Women’s issues ensnared in political blunders
It’s outrageous to think that rape can be anything other than rape; however, some politicians are continuing to put what constitutes as “rape” into a narrowly defined box.
For Republican Missouri Rep. Todd Akin, he’s just another politician who got criticized for speaking his mind. Later he said he misspoke, and apologized in a televised ad, but at the time —Aug. 19, 2012 — Akin was sitting with Charles Jaco of The Jaco Report at Fox 2 — the St. Louis, MO., station KTVI-TV.
Jaco asked Akin: “If an abortion could be considered in a tubal pregnancy, what about in the case of rape? Should it be legal or not?”
Akin responded: “That seems to me, or at least in the case of doctors, that’s really rare. If it’s a legitimate rape, the female body has ways to try to shut that whole thing down. But let’s assume that didn’t work or something. I think there should be some sort of punishment, but that punishment should be toward the rapist and not attacking the child.”
Jaco nonchalantly moved on to the next issue at hand — with questions about the economy — but the rest of the world wasn’t so forgiving to Akin’s remarks.
Democratic National Committee chairwoman Debbie Wasserman Schultz wrote the following email to her supporters: “Now, Akin’s choice of words isn’t the real issue here.

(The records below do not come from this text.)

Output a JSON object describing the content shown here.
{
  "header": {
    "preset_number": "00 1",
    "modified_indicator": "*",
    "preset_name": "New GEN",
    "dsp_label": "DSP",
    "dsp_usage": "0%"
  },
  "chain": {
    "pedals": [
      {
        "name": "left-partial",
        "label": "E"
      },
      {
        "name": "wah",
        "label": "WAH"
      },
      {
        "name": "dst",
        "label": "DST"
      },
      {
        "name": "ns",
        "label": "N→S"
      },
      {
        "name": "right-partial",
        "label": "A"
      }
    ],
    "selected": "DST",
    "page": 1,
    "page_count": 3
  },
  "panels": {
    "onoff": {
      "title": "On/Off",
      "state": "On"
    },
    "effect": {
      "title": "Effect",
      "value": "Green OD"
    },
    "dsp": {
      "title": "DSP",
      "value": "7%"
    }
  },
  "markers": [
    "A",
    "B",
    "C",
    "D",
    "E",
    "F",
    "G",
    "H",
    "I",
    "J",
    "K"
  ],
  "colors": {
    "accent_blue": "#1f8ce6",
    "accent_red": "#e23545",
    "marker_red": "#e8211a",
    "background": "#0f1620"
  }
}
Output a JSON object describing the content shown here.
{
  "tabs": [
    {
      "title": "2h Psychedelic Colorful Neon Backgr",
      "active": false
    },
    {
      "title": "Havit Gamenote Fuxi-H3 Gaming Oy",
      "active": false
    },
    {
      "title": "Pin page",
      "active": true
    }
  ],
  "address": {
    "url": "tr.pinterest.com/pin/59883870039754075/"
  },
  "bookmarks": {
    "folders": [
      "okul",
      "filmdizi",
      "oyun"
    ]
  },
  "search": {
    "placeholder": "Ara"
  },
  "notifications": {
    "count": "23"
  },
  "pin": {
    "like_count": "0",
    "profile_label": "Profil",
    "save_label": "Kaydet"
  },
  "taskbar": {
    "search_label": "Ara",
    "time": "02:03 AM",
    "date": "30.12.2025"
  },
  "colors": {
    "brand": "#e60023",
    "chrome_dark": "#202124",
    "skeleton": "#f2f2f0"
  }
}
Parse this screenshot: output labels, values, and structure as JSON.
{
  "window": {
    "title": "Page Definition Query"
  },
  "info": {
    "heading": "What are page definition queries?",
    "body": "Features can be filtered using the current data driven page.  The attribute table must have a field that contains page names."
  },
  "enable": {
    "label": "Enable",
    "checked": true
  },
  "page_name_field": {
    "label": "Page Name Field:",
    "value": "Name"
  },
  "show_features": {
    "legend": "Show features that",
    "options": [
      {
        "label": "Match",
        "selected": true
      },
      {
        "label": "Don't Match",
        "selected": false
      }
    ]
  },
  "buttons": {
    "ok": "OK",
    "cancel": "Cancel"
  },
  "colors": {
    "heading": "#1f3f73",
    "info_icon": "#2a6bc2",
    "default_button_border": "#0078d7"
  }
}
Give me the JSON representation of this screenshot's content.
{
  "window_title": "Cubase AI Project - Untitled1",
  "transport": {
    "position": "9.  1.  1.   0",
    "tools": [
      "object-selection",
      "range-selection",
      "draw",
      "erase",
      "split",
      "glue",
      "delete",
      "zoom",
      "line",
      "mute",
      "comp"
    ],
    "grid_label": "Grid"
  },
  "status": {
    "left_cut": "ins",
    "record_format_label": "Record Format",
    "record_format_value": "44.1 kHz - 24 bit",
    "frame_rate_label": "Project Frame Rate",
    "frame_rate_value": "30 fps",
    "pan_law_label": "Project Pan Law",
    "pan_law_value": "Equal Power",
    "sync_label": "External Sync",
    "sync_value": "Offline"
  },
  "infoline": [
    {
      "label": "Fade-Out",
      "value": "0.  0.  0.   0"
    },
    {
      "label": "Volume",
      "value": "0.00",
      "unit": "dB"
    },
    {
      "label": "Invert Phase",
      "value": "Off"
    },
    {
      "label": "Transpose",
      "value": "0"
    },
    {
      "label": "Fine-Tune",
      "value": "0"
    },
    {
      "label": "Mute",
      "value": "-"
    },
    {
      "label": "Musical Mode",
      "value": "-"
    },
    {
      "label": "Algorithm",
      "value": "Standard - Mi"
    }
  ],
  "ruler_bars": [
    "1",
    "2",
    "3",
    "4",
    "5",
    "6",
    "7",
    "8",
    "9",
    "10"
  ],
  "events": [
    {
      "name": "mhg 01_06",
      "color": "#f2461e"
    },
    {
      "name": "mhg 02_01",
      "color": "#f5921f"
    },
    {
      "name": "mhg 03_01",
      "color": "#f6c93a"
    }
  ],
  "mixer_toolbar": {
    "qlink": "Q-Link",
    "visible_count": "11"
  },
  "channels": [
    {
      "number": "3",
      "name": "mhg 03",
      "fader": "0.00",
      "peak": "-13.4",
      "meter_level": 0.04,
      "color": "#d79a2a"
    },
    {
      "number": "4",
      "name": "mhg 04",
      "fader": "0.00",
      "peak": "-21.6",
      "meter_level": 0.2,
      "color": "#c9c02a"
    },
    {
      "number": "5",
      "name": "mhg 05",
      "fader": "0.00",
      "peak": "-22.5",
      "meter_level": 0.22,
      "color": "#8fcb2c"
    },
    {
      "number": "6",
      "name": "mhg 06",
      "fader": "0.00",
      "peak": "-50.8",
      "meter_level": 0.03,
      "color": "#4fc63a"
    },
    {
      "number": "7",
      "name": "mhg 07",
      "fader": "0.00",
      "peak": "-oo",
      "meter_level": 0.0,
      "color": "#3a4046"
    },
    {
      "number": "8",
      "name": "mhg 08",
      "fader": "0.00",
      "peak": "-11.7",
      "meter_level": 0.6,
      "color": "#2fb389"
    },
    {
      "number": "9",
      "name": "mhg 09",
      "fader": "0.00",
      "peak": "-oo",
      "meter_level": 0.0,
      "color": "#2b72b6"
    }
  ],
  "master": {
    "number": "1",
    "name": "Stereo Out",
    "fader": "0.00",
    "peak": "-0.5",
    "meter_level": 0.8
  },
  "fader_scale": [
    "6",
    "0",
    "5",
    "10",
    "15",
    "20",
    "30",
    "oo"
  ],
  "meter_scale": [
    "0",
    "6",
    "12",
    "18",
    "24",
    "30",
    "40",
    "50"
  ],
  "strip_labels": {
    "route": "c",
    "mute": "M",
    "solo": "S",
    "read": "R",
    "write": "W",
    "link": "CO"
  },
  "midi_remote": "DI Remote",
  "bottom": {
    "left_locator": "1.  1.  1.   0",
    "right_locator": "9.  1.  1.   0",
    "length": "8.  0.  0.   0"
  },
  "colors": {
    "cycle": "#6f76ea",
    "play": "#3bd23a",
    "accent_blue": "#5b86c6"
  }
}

The real issue is a Republican party — led by Mitt Romney and Paul Ryan — whose policies on women and their health are dangerously wrong. I’m outraged at the Republicans trying to take women back to the dark ages — if you agree, join me in taking a stand for women.”
Meanwhile, although Romney promised to get rid of federal funding to groups like Planned Parenthood — a not-for-profit organization that provides education on sexually transmitted diseases as well as facilities for birth control, abortion and screening for cervical and other cancers — he also criticized Akin: “His comments about rape were deeply offensive. And I can’t defend what he said. I can’t defend him.” Doesn’t that sound a little hypocritical? Romney says he would oppose abortion in the instance of rape, but he also opposes groups that provide for abortion. Meanwhile, Ryan, Romney’s running mate and GOP vice presidential candidate, has co-sponsored the “No Taxpayer Funding for Abortion Act” with Akin last year. This act says that only victims of “forcible rape” would qualify for federally funded abortions.
Grace Woodward, president of IC Feminists, said she thinks this rhetoric is scary.
“I don’t live in Missouri, but I live in America where this is happening, and where Mitt Romney didn’t support what he said, but he’s a flip-flopper and going back and forth on reproductive rights,” Woodward said, “so how are we supposed to feel when things like that are happening so blatantly?”
Cyndy Scheibe, executive director of Project Look Sharp — a media literacy initiative at Ithaca College — said she doesn’t know of anyone who defended Akin’s words.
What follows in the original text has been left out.